Le milieu cybercriminel est devenu hautement concurrentiel, ce qui pousse les pirates informatiques à évoluer. Ces derniers, au même titre que n’importe quelle entreprise, sont désormais amenés à intégrer une dimension marketing dans leurs activités. C’est même devenu une question de survie ! En effet, il ne suffit pas de créer le meilleur « produit », il faut savoir le vendre et le défendre face aux concurrents. Alex Chachourine, consultant en sécurité informatique au sein de LEXSI, dépeint concrètement la concurrence qui sévit dans le monde fermé du piratage informatique.

Une concurrence acharnée dès la création

La concurrence commence dès l’étape de la création des kits d’exploits. Les pirates font appel à des graphistes pour bénéficier d’un logo et d’une interface utilisateur les plus attractifs possibles. Pour la création d’un malware ou d’un kit plus perfectionné, les groupes criminels tentent de recruter les codeurs (programmeurs) les plus performants. Ceux-ci à leur tour se livrent à une concurrence acharnée, ce qui provoque parfois la fuite d’informations de produits concurrents, voire des codes sources sur des forums ouverts à tous.

Logos de différents kits d’exploits (Kahu Security)

Page d’accueil du « programme partenaire » (associé) dogmamillions.com

Une concurrence fratricide entre groupes de pirates

Devenus de véritables salons professionnels de la cybercriminalité, les forums de « black market » comportent de vraies campagnes de désinformation. Récemment un « promoteur » du malware Citadel (cheval de Troie perfectionné qui cible les utilisateurs de services bancaires en ligne) a été banni d’un forum suite à la plainte d’un acheteur qui l’a accusé de « devenir corrompu à cause de l’argent gagné grâce à ce programme »[1] malveillant… Nous ne saurons jamais s’il s’agissait d’une opération de déstabilisation de concurrents ou si le « service après-vente » était devenu vraiment exécrable.

Dans la « littérature hacker » qui commence à émerger, d’anciens cybercriminels parlent d’ailleurs de cette peur qui les poursuit quotidiennement ; Dans le livre « Confidence d’un cardeur » sorti en Russie en 2010, un ancien pirate raconte à quel point il est difficile de trouver un complice sur les forums, la plupart essayant d’arnaquer ses associés pour s’emparer du magot.

Parfois, les cybercriminels confirmés piègent des apprentis pirates en leur proposant des numéros de cartes bancaires générés automatiquement [2]. Mais des « sections » où les utilisateurs peuvent indiquer les pseudos ou d’autres informations concernant les escrocs (d’escrocs) existent sur les forums underground.

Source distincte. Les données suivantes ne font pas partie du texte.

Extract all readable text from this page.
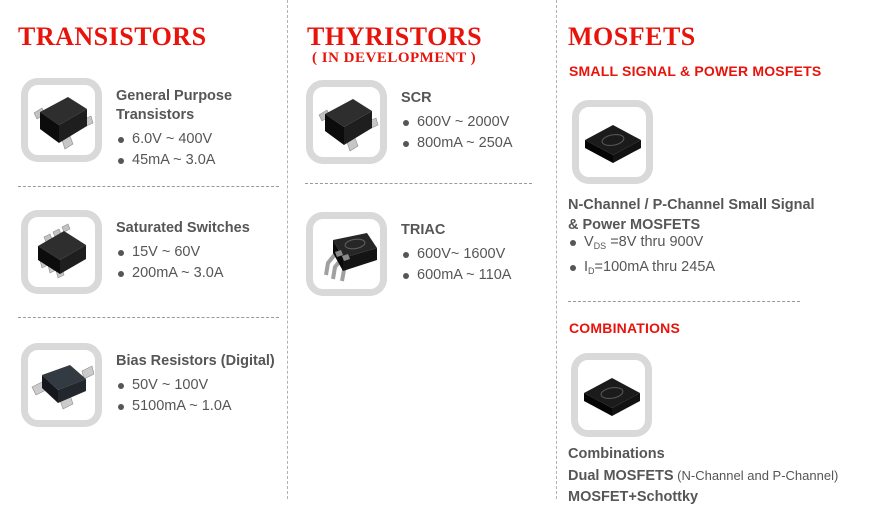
TRANSISTORS
General Purpose Transistors
6.0V ~ 400V
45mA ~ 3.0A
Saturated Switches
15V ~ 60V
200mA ~ 3.0A
Bias Resistors (Digital)
50V ~ 100V
5100mA ~ 1.0A
THYRISTORS
( IN DEVELOPMENT )
SCR
600V ~ 2000V
800mA ~ 250A
TRIAC
600V~ 1600V
600mA ~ 110A
MOSFETS
SMALL SIGNAL & POWER MOSFETS
N-Channel / P-Channel Small Signal
& Power MOSFETS
$V_{DS} =8V$ thru 900V
$I_D=100mA$ thru 245A
COMBINATIONS
Combinations
Dual MOSFETS (N-Channel and P-Channel)
MOSFET+Schottky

La concurrence est telle qu’il existe même des codes malveillants dotés de fonctionnalités permettant de détecter les logiciels eux-mêmes malveillants déjà installés et de les supprimer sur des ordinateurs compromis !

Au même titre qu’une entreprise, le « service client » est primordial : exemple avec Blackhole

Les « créateurs » des codes malveillants n’ont pas de service marketing formellement établi, mais ils procèdent selon les préceptes du marketing pour promouvoir et vendre leurs kits d’exploits ou des malwares. Pour attirer les acheteurs, ils mettent en avant la disponibilité 24h/24 du support client ou les réductions importantes faites aux acheteurs « fidèles ». Ils font également attention à la façon dont ils concluent l’affaire sur les forums. Les commentaires sont également sujets à une attention, voire manipulation, particulière de la part de ces fournisseurs de produits et services : L’avis positif d’un utilisateur a, par exemple, beaucoup d’influence.

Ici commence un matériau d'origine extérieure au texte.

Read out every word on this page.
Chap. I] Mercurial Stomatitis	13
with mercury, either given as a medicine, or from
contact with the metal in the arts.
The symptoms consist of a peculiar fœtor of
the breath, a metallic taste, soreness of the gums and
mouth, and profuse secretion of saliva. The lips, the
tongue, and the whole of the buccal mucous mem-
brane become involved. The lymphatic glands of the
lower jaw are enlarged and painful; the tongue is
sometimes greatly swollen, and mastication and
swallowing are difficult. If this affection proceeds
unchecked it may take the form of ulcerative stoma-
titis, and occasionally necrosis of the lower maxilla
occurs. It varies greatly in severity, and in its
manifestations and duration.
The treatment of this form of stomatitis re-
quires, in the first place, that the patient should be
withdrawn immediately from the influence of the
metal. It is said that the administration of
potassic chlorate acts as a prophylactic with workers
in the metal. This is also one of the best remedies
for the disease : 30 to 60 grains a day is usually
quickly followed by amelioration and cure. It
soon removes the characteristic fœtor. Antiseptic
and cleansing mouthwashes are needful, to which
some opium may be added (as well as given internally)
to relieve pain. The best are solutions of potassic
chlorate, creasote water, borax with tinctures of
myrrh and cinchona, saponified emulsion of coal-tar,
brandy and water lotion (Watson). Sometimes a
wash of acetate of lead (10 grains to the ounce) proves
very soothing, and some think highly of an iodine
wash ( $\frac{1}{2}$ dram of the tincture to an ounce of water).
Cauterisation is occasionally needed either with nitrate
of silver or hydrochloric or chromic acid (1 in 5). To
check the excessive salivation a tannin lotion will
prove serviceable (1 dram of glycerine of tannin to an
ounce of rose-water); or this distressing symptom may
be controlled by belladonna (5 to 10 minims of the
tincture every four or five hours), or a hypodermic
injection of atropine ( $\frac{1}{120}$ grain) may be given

« J’ai acheté la mise à jour. Tout fonctionne mieux. L’auteur a tout installé et expliqué. Je suis content, tout va bien. »

L’aboutissement sur l’échelle de professionnalisation de la cybercriminalité a été la sortie au mois d’octobre 2012 de la deuxième version du kit d’exploits Blackhole, le produit le plus abouti et actuellement le plus utilisé par les cybercriminels. En effet, il est absolument partout.[3] Les créateurs de cet outil perfectionné, permettant de générer des profits pour lui-même et ses clients, rappellent ainsi ce qu’ils ont amélioré et soulignent fièrement avoir implémenté toutes les suggestions des clients. Les mises à jour sont d’ailleurs gratuites pendant la durée de la licence.

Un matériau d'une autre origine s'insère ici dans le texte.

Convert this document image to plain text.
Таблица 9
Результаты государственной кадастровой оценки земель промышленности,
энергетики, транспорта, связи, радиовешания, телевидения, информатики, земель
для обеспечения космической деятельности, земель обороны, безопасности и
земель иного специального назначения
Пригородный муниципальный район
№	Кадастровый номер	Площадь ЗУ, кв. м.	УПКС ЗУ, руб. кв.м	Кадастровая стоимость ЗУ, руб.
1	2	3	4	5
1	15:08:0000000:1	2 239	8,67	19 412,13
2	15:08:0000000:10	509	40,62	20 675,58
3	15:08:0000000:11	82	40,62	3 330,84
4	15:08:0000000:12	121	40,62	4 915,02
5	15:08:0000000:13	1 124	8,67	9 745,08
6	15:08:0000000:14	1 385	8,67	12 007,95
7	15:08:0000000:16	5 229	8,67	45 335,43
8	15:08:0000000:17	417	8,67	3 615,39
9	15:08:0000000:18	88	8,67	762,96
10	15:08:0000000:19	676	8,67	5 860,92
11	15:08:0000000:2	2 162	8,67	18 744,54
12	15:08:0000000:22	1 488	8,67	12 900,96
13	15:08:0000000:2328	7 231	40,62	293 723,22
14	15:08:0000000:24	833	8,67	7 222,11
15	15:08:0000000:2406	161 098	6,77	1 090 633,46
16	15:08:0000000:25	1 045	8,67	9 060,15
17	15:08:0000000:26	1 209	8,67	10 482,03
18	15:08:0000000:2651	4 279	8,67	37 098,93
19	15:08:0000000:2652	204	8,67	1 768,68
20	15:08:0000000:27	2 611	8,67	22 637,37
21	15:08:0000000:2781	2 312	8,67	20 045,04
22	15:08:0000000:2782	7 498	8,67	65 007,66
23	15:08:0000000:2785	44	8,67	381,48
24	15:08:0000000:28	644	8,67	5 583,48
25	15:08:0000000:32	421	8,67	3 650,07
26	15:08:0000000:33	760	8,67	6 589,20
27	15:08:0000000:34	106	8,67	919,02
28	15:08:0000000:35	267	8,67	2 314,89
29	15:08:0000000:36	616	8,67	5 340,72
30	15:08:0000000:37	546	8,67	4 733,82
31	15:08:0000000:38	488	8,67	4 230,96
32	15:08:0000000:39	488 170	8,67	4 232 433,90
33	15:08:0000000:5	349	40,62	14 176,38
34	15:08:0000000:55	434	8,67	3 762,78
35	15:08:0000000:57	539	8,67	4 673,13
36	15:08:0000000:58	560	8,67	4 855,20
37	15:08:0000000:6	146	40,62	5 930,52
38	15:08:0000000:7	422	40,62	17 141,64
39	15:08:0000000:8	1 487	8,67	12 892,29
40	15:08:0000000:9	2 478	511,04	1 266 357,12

Extrait de la présentation de Blackhole : http://pastebin.com/DjGi7iyf

« Nous sommes ravis de vous présenter la nouvelle version du pack d’exploits. Depuis plus de 2 ans d’existence de notre projet, l’ancien « moteur » a été très utilisé et les entreprises de sécurité le repèrent de plus en plus souvent comme un BlackHole ou le définissent comme un malware. Dans la nouvelle version nous avons tout réécrit de zéro, non seulement la partie de distribution, mais aussi l’interface d’administration. »

Dans le monde économique moderne, les entrepreneurs respectent certaines limites morales ou éthiques. Les « entrepreneurs » du monde cybercriminel ne s’embarrassent pas de ce genre de considérations et ont comme seul point de mire les retombées financières de leurs opérations. Les équipes intervenant à chaque étape, de la conception à la mise en service et à l’exploitation des logiciels malveillants, sont spécialisées, hiérarchisées et cloisonnées, à l’image des organisations criminelles. Ce système a fait ses preuves et fonctionne à plein régime, ce qui laisse peu de chance de le voir disparaître à moyen terme.


[1] Citadel developer banned from crime forum : http://www.scmagazine.com.au/News/3...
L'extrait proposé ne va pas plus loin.